ペガサスやヤマタノオロチ、場所、時間、大きさ、姿形、能力、人知を超える存在達だが、人と共存を選ぶもの、敵対するもの、利用するもの、様々な生物が現れては消え、消えては現れていた。今やミミズの干物のごとく、こってり絞られた、この龍もかつては魔法生物の王として君臨していた。しかし一人の少女との出会いが彼の人生を大きく変えた。元は彼の支配していた村のいけにえの1人であった。その少女は自身の爪よりも小さな生き物であったが、他のいけにえとは違いこちらに対して、問いかけてきた。
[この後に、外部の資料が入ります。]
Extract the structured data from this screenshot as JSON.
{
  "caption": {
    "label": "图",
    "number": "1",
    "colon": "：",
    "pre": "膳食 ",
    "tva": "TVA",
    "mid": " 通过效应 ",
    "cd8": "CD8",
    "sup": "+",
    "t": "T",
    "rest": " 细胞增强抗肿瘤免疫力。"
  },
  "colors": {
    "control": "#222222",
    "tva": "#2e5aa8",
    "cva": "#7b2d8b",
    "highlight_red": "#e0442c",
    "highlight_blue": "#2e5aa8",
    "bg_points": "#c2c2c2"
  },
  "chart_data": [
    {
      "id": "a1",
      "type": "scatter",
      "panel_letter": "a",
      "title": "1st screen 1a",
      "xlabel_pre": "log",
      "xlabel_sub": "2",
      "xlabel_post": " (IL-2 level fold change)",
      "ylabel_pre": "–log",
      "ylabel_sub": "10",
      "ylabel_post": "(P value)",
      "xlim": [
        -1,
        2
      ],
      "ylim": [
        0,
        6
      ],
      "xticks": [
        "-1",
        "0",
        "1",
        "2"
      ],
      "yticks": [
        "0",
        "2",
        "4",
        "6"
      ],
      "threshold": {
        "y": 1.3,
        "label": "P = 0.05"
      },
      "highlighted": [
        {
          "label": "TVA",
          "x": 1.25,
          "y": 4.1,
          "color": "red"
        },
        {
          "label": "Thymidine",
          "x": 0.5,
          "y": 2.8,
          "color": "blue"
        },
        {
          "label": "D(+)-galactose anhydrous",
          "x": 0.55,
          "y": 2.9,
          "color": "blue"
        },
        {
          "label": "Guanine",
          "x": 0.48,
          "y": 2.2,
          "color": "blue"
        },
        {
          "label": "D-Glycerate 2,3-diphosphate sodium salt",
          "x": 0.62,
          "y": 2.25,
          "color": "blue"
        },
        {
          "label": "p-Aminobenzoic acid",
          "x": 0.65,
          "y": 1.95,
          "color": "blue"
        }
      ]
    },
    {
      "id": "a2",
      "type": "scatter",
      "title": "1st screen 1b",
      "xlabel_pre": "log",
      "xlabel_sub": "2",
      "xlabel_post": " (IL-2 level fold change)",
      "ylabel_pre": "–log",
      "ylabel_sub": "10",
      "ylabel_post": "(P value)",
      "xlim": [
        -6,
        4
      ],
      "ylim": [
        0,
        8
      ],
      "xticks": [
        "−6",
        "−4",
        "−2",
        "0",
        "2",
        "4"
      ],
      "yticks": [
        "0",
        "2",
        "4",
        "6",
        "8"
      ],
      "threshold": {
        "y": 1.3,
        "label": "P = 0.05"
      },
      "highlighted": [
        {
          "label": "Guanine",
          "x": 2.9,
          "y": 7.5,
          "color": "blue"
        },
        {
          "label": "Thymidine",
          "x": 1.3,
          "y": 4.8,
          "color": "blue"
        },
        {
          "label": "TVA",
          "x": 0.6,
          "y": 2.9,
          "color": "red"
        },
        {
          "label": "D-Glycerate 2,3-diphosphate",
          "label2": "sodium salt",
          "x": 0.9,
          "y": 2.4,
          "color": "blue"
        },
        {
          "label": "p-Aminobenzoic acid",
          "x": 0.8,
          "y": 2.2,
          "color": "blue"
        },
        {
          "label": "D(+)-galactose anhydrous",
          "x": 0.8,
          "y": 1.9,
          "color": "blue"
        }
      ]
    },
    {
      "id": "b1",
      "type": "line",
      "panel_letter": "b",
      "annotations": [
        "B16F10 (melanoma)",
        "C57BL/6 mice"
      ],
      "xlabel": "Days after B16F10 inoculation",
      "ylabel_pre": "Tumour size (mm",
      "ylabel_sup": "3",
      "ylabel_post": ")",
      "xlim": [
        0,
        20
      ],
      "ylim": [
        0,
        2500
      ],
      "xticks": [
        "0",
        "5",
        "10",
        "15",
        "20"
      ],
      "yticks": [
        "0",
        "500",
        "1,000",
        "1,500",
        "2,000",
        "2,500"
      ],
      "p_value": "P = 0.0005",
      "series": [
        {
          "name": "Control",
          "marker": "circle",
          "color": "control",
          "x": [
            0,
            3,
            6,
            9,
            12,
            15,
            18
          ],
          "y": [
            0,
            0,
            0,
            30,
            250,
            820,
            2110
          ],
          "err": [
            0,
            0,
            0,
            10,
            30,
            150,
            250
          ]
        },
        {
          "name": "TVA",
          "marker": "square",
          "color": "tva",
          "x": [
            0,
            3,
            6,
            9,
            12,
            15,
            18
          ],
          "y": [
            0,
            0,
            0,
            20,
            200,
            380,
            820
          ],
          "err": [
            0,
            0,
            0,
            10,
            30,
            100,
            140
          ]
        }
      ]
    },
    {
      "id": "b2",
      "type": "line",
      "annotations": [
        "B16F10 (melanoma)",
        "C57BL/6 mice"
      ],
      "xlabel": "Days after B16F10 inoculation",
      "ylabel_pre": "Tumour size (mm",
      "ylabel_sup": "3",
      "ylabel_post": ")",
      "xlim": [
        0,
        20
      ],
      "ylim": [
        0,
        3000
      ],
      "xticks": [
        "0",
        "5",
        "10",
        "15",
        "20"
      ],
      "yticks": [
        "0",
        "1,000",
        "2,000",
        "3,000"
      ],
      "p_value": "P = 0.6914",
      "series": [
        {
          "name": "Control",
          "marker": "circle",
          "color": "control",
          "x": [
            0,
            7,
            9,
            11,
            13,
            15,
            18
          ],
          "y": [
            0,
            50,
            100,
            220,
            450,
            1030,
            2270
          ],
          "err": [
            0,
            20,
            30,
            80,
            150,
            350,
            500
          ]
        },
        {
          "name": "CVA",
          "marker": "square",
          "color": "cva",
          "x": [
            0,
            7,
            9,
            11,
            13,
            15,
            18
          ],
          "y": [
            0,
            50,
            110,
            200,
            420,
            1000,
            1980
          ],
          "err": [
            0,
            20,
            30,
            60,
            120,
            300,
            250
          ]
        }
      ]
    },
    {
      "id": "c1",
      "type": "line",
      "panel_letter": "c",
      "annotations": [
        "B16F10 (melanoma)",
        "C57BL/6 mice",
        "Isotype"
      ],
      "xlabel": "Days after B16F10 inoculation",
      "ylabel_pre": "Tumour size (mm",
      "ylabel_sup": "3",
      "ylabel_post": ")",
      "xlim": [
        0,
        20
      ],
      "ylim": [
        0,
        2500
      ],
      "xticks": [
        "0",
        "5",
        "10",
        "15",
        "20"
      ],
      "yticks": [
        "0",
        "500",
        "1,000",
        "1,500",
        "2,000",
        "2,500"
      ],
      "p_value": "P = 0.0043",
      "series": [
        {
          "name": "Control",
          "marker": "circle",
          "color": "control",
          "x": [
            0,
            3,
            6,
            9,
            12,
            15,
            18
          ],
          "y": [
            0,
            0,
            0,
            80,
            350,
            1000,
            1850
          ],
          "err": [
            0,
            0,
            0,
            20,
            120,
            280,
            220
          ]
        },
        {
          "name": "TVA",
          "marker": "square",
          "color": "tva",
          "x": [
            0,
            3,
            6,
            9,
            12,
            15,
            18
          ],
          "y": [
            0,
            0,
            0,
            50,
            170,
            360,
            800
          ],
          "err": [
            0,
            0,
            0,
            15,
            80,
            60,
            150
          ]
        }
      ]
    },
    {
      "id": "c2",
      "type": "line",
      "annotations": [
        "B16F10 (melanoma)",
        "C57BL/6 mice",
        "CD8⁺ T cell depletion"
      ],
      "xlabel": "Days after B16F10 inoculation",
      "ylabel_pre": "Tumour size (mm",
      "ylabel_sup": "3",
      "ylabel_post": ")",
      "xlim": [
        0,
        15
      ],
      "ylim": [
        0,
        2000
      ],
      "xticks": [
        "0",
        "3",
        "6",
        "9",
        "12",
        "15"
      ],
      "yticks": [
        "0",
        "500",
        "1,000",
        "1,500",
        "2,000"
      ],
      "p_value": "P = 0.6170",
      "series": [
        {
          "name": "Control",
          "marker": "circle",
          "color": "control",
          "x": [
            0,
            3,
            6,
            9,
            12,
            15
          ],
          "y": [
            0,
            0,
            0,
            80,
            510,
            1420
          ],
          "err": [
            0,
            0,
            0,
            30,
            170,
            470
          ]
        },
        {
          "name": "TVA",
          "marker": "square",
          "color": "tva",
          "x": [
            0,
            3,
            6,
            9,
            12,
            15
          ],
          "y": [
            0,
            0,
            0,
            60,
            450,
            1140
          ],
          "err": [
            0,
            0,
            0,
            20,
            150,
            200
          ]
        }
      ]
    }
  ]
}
それは命乞いではなく純粋な興味関心だった。「最後に1つだけ教えて。あなたは何がしたいのか」その問いかけに何千何万年も生きていた王は答えることができなかった。他のいけにえ同様その娘も食ったが疑問はいつまでも王の腹の中でくすぶり続けた。さらに数十年が経って、王は決意した。今まで食った生贄の力を合わせ1人の少女にその力を与えた。これが魔法少女の始まりである。王は魔法生物として魔法少女を助け共に戦っているうちに自分の使命を世界を守ることに捧げることを誓った。魔法少女が活躍するたびにその名声は広く世に伝わるようになった。王のもとに続々と他の魔法生物たちが集まり魔法少女が誕生していた。魔法少女が力をつけていくと、そのたびに新たな敵が現れ世界の平和を守るとともに新たな敵を生み出すジレンマに陥った。自分のやっていることが本当に正しいのか疑問に思ってしまった。はじめのうちはあくまで人間主体であったが、いつしか龍本人が魔法少女として力をふるいたくなった。戦いが激化していき、たくさんの加護を持つ魔法少女も命を落とすようになった。ついに王のパートナーであった魔法少女も力尽きてしまった。深くくいた王は魔法少女の亡骸に宿り魔人少女として戦いを終わらせた。しかしその反動で魔法少女の魂は縛られ古代魔法少女として後のように禍根を残すことになる。
「だが、愚かな私は咲さまをはじめステキな方々に出会い、悔い改め下僕として、さき様に踏んでいただくことを史上の喜びとしております。」